All this is still mostly true. Yet I confess I’ve been having some second thoughts. I guess I’ve concluded that it’s wrong to generalize as if there is a single group called “college grads.” In reality, we have at least two different classes of college students and college grads. One group is secure students and grads — those who came from middle-class homes and have some resources as they go from campus into adulthood.
The other group is the precarious students and grads. Over the past few decades, America has done a much better job of getting less-affluent students through high school and into college. These folks are seizing the chance to make the big leap into the middle class, but they have few resources and no margin for error as they make that leap.
Some come to college academically unprepared. They accrue debt but can’t graduate. Others have a “life happens” moment. Maybe a parent gets sick, and they have to quit school to support the family. Some attended subpar colleges that, they discover later, did nothing to make them more valuable in the marketplace.
These precarious students and grads are trying to make the leap at a historically difficult moment. The financial crisis and Covid pummeled young adult career trajectories. Education and real estate prices have soared. By the time the boomers hit a median age of 35, their generation owned 22 percent of the nation’s wealth. Millennials — who will hit a median age of 35 in 2023 — own about 6 percent of the nation’s wealth.
These precarious students and grads did what we wanted them to do — leap for social mobility. But many now owe more than they have in wealth. Laura Beamer and Eduard Nilaj of the Jain Family Institute found that, in 2019, student debt-to-income ratios were at 98 percent for the lowest income decile of America. This means that the median income for this group exceeded the median student debt burden by less than $700.
Conditions are especially dire for African Americans. According to a 2016 Brookings report, the average Black graduate owes $52,726 four years after graduation, compared with $28,006 for the average white graduate. Black borrowers are also much more likely to be behind on their payments.

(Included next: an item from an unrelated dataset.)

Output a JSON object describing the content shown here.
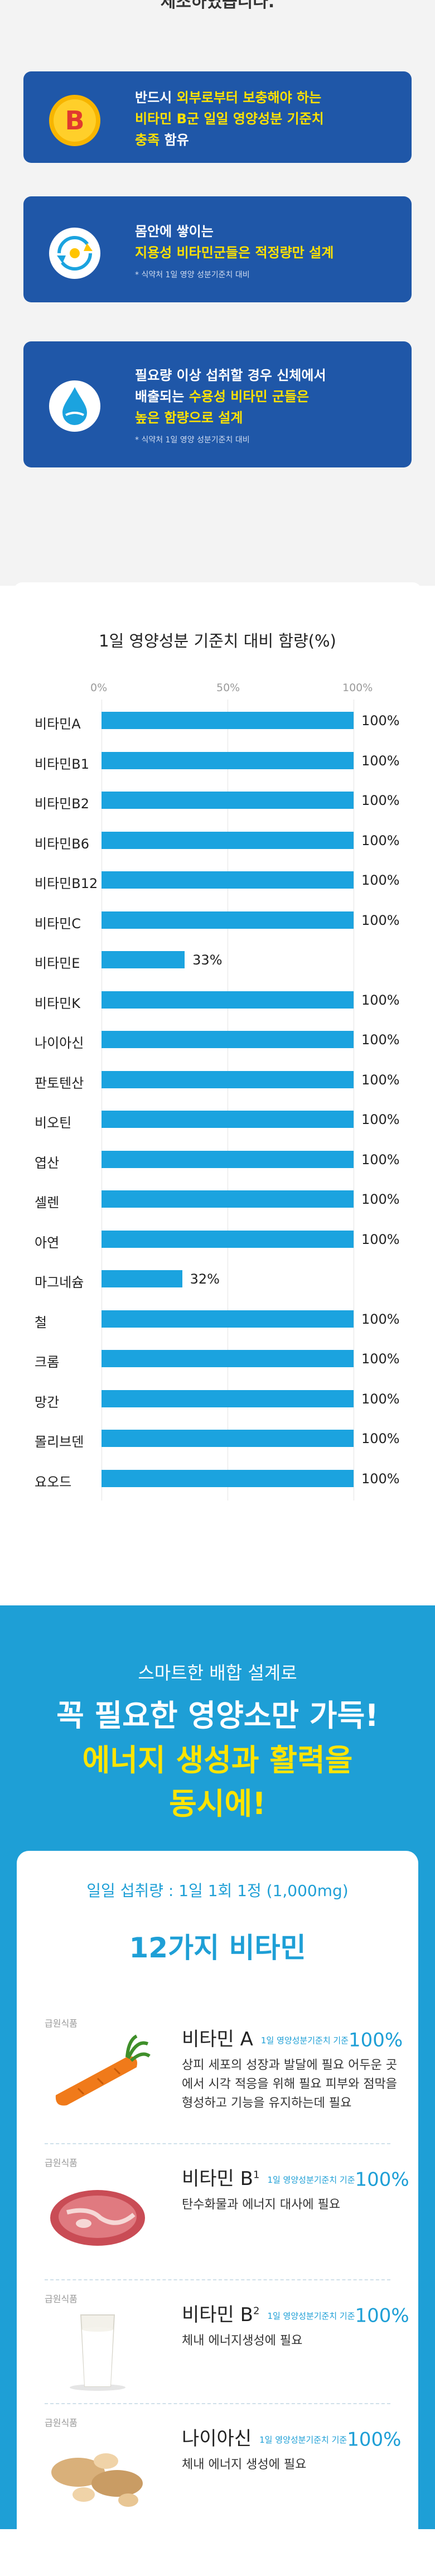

For many of these young adults, the debt burden changes their psychology and behavior. Many suffer from the severe anxiety of feeling buried under a relentless weight. It’s been difficult for them to move to opportunity, buy a home, start a business, have a kid — all the things we want young adults to be doing to ensure a dynamic and prosperous America.
I admire the way Elizabeth Warren has pushed this issue so passionately, but I’m still far away from her proposal, which would spray benefits to a lot of people who don’t need them. And if you ask me whether we should have a big student debt cancellation program, I’ll say no.
But if you ask me to say where America’s social mobility machine has broken down, I will include the way under-resourced young adults are falling off track between the ages of 20 and 35. Are there better ways to help those Americans than debt cancellation? You betcha. Do we live in a country where legislation to do that will pass Congress? We do not.
Debt cancellation is something President Biden can probably do on his own. So I’m rooting for tightly focused forgiveness. I’m hoping Biden will significantly raise the amount of debt he’s willing to forgive, to say $20,000. But I’m hoping he’ll limit the forgiveness to precarity grads — perhaps to those from families making less than $75,000, perhaps to those who already received Pell grants.
Social change over the past few decades has made me much more supportive of income redistribution than I used to be — especially redistribution that invests in human capital. But it’s got to be distribution downward, not upward.